AiD Regen: 2D Diabetic Foot Ulcer Segmentation
Accepted to CVPR 2022
Introduction
I have developed a system that generates 3D wound models by combining 2D semantic segmentation with 3D reconstruction. This enables the models to be printed using 3D bio-printers during surgeries for treating diabetic foot ulcers (DFUs).
The 2D segmentation module, based on a deep learning model, is designed to simplify the surgical process and minimize the complexities involved in the drawing process of wound areas.
Dataset
Our business team has collected 818 DFU images from global clinical studies. I established a collaborative labeling pipeline to ensure high-quality labels.
Since we aimed to capture real-world data without controlling the photo capturing process, our dataset exhibits three types of imbalances:
- The number of images per patient varies significantly; approximately half of the images are from just 11 of the 67 patients.
- Clinical complications, such as heavy bleeding, are infrequent but crucial for the model’s performance.
- DFU areas are sparsely represented in images, constituting only 3.4% of the total pixels.
Data Preprocessing Pipeline
To address these imbalances, I developed a preprocessing pipeline:
- I implemented a deterministic oversampling method to balance the number of images per patient. (S2)

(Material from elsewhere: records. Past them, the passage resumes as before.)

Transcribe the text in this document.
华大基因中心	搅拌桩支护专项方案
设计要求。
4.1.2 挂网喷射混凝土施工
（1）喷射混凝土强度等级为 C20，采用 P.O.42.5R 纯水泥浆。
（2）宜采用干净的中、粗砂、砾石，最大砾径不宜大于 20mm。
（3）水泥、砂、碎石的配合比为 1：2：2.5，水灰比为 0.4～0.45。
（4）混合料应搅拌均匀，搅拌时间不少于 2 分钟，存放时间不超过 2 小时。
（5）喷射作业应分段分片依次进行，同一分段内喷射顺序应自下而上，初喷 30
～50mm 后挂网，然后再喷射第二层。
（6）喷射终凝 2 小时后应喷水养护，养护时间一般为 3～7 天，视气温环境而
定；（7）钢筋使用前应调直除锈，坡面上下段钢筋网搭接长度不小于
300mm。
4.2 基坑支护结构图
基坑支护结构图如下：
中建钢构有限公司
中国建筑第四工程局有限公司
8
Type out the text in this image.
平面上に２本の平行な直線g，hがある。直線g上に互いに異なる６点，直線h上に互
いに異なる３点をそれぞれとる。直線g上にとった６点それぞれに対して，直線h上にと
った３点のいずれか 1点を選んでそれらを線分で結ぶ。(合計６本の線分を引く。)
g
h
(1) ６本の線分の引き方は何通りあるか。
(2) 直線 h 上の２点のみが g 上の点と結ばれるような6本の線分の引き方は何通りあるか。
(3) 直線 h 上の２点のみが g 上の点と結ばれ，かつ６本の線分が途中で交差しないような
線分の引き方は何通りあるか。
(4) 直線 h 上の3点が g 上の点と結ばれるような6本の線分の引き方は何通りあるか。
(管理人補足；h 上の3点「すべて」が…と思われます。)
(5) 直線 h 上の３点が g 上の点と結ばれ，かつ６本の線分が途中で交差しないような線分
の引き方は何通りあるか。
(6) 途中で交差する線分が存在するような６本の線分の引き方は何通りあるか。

- A separate oversampling process was conducted to balance images of bleeding and non-bleeding wounds. (S3)
- I randomly sampled 256 x 256 sized patches of wound and background images, ensuring that a quarter of the patches contained wound samples.
Model Design
I opted for a CNN-based model, DeepLabv3, enhanced with a scale attention mechanism. The choice of a CNN-based model was driven by its data-efficient characteristics on small datasets. Additionally, I incorporated an attention mechanism to preserve details of wound boundaries.
Human-In-The-Loop Interaction
Deep learning models can sometimes yield unpredictable predictions, which can be critical in the risk-sensitive medical field. Furthermore, clinical decisions during operations often vary among clinicians.
To address this, I designed a Human-In-The-Loop (HITL) user interaction system to manage inter-operator variability and maximize model performance, including:
- Seed point declaration to clarify the target wound area.
- Adaptive thresholding for semantic expansion or shrinkage of the wound boundary.
- Manual drawing or modification.
Performences
- The scale attention machanism outperforms the native DeepLabV3 model (DeepLabV3 vs. Our model).
- The data preprocessing pipeline proves effective in improving segmentation accuracy. (S2, S3).
- Human-AI-interaction futher improves the performences and enhances clinical customizability (HITL).